Terim, kadroyu açıkladı ve "prim krizinde" başrolde olan Arda, Selçuk İnan ve Burak Yılmaz kadroda yoktu. Terim, Hırvatistan maçından önce hazırlık maçı yaptığımız Rusya maçına çıkmadan önce "Konu sadece prim meselesi değil, herkes ne olduğunu biliyor" dedi ama tartışmalar devam etti.
Hırvatistan maçı oynanandı ve deplasmanda 1 -1 berabere kaldık. Bu sonuçla Terim, tartışmalardan güçlü çıktı.
VE ARDA, AÇIK AÇIK TERİMİ ELEŞTİRDİ
17 Eylül'de Arda Turan, rahatsızlığı nedeniyle bir süre televizyon programına ara veren Rıdvan Dilmen'in ilk programına çıktı. Yüzde Yüz Futbol, Arda Turan'ın Barcelona'daki evine konuk oldu. Rıdvan Dilmen ve Güntekin Onay sordu, milli futbolcu yanıtladı.
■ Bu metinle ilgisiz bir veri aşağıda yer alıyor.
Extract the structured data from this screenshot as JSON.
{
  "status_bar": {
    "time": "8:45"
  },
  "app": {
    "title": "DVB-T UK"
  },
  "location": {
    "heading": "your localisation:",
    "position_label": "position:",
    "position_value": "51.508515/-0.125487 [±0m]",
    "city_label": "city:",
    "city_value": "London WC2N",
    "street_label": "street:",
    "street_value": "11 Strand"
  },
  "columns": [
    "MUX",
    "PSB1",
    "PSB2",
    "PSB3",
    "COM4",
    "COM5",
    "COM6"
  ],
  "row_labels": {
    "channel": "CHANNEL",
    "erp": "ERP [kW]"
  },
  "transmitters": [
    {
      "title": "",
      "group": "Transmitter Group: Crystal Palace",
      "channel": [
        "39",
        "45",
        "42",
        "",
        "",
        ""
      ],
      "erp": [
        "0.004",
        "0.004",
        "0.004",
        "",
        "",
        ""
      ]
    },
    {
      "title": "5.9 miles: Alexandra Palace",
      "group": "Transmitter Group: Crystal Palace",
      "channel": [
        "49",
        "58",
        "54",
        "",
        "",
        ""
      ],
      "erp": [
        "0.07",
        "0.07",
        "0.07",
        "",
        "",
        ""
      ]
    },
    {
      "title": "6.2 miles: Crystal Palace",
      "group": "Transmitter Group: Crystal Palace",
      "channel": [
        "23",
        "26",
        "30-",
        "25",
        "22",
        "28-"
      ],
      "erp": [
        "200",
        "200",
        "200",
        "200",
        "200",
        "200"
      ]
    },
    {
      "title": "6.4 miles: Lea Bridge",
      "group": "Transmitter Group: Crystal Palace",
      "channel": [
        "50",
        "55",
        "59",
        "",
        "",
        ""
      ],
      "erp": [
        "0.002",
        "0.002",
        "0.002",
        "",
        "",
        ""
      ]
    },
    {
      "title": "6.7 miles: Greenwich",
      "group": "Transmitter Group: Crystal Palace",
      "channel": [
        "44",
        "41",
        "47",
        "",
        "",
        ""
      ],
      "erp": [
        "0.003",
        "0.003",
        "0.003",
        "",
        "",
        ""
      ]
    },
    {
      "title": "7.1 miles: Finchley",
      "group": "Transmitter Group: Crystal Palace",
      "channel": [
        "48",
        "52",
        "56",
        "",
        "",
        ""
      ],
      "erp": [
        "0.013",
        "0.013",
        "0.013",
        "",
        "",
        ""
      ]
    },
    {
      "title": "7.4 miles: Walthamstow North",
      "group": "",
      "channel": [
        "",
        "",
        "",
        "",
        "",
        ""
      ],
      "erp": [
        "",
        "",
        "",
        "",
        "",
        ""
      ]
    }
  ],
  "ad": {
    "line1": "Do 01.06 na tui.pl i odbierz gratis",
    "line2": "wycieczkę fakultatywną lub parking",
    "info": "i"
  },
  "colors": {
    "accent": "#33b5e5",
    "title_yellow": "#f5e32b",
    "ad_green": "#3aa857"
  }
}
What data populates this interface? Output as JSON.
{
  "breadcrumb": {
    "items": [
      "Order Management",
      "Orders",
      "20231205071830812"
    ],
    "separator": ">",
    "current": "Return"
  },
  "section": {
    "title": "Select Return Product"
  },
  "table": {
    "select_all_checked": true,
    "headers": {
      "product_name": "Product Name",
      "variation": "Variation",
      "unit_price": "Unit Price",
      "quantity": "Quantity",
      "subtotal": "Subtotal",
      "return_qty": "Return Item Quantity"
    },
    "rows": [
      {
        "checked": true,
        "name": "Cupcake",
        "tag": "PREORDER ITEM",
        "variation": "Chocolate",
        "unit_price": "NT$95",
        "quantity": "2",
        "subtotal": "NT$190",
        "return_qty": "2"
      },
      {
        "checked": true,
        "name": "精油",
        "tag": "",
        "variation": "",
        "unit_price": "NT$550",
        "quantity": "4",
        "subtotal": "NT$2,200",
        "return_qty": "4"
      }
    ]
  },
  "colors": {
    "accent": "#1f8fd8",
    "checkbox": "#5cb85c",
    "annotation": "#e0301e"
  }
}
Arda röportajda, "Hayatım boyunca kimseyle prim, para pazarlığı yapmadım, yapmam da" derken Terim'i bugüne kadar hiçbir faal futbolcunun eleştirmediği derecede eleştirdi.
Arda Turan, ne demişti?
"Ben, beni kim paracı primci yaptıysa dedim. Burada demek ki benim muhatap olduğum şahıslar var. Ben şahıslar için söyledim. Hala da hesap sorma konusunda fikrimin arkasındayım. Hocam basın toplantısında şöyle çok güzel şeyler söyledi. 'Benim onlar üzerinde çok emeğim var." Emeğine sonsuz saygım var. Ama biz de her platformda onun emeğine dünyanın her yerinde aslan gibi çıkıp oynayarak karşılık verdik.Burada üzücü ifadeler var. Hocanın tabii ki de ilkeleri olacak. Bundan sonra benim ilkelerimde şerefle...' diye geçen bir cümle var. Gerçekten böyle bir ifade kullanıyorsa bu hiç hoş değildir. Neden değildir? Biz onun evladı yaşındayız zaten. Ne zaman kulağımızı çekmiş de, hayatımız boyunca "Oğlum buraya gelin" demiş biz de yapmamışız...."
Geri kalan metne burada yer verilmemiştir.